Räuberbande vor Gericht: Big Boys Opfer im Kreuzverhör

Warum sich im Prozess gegen sieben mutmaßliche Räuber auch die Überfallenen viele Fragen des Gerichts anhören müssen.

Wuppertal. Im Prozess zu einer spektakulären Raubserie im vergangenen Jahr — insgesamt sind sieben Männer angeklagt, darunter der geständige, bandenintern Big Boy genannte Ex-WSV-Kicker Daniel K.-R. (22) — hat gestern die Vernehmung der Opfer begonnen. Gemessen an den Nachfragen der Prozessbeteiligten muss man eigentlich von mutmaßlichen Opfern sprechen.

Kein Wunder: Laut Staatsanwaltschaft gab es bei mindestens zwei Fällen Tipps von Insidern: beim Überfall auf eine Geldbotin des Modegeschäfts S.Oliver in den City-Arkaden — Beute: 17.500 Euro — und beim Überfall auf den Hornbach-Baumarkt auf Lichtscheid — Beute: 59.000 Euro.

Im Fall der S.Oliver-Filiale steht bekanntlich eine damalige leitende Angestellte im Verdacht, den angeblichen Bandenchef — Mario F. (32), — die entscheidenden Tipps für den Überfall gegeben zu haben. Gestern trat die 27-Jährige in den Zeugenstand und machte mit Blick auf ihren geständigen Bruder auf der Anklagebank und das Ermittlungsverfahren gegen sie selbst von ihrem Schweigerecht Gebrauch. Und so wurde eine S. Oliver-Kollegin, die am Tattag Dienst hatte, befragt. Prompt stellte sich heraus, dass auch diese Frau mit Mario F. verwandt ist. Allerdings so weitläufig, dass die 29-Jährige kein Schweigerecht hat.

Eine Zeugin über ihre unter Verdacht stehende Ex-Kollegin.

Gleichwohl wusste die Frau, dass ihre Kollegin die Schwester von F. ist. Und irgendwann erfuhr sie dann auch, dass F. verhaftet wurde. Ob sie dann Verdacht geschöpft habe, dass ihre langjährige Kollegin mit den Räubern unter einer Decke stecken könnte, wollte das Gericht wissen. „Ich konnte mir das nicht vorstellen“, sagte die Zeugin gestern und wurde nach einer einstündigen Vernehmung entlassen.

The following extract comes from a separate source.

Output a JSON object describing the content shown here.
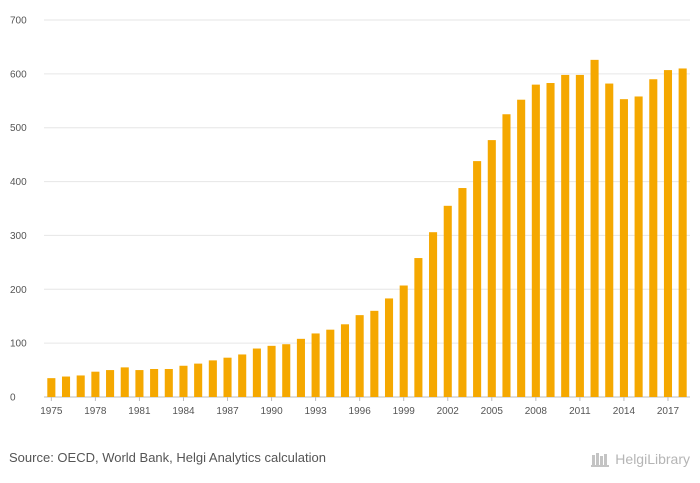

Auch im Fall des Überfalls auf die Postfiliale an der Düsseldorfer Straße wurde das Opfer eine Stunde lang befragt. Grund: Daniel K.-R. hat zwar auch diesen Überfall gestanden. Der 22-Jährige sagte aber auch, dass das Opfer auf ihn den Eindruck gemacht habe, in die Tat eingeweiht gewesen zu sein. Zumal Mario F. vor geraumer Zeit mal in diesem Kiosk gearbeitet hat. So wurde das Überfallopfer gestern mehr als einmal direkt gefragt, ob er in den Überfall eingeweiht war und quasi „mitgespielt“ habe. Jedes Mal sagte der 38-Jährige „Nein“.

Damit gab sich das Gericht irgendwann zufrieden. Kurios: Gestern wurde bekannt, dass einer der Angeklagten drei Wochen nach dem nächtlichen Überfall auf den Postkiosk den 38-Jährigen erneut angegangen hat. An einem Samstagnachmittag sei ein ihm unbekannter Mann zu ihm ins Auto gestiegen, habe ihn mit einer Waffe bedroht und gefordert, in den Kiosk zurückzukehren, um dort den Tresor zu leeren. Mit Notlügen habe er den unmaskierten Mann auf dem Beifahrersitz hingehalten. Der Unbekannte sei schließlich unverrichteter Dinge wieder verschwunden. Gestern gab sich der voll geständige Angeklagte dem Opfer im Saal zu erkennen.

Der 23-Jährige hat mittlerweile über seinen Verteidiger Andreas Plümpe eine Entschuldigung und Schadensersatz auf den Weg gebracht. Insgesamt soll der Mann aus dem Kiosk 1.500 Euro bekommen. 550 wurden bereits gezahlt. Gestern im Gerichtssaal nahm er die Entschuldigung des angeklagten 23-Jährigen an.

Der Prozess am Landgericht wird fortgesetzt. Den sieben Angeklagten drohen mehrjährige Haftstrafen.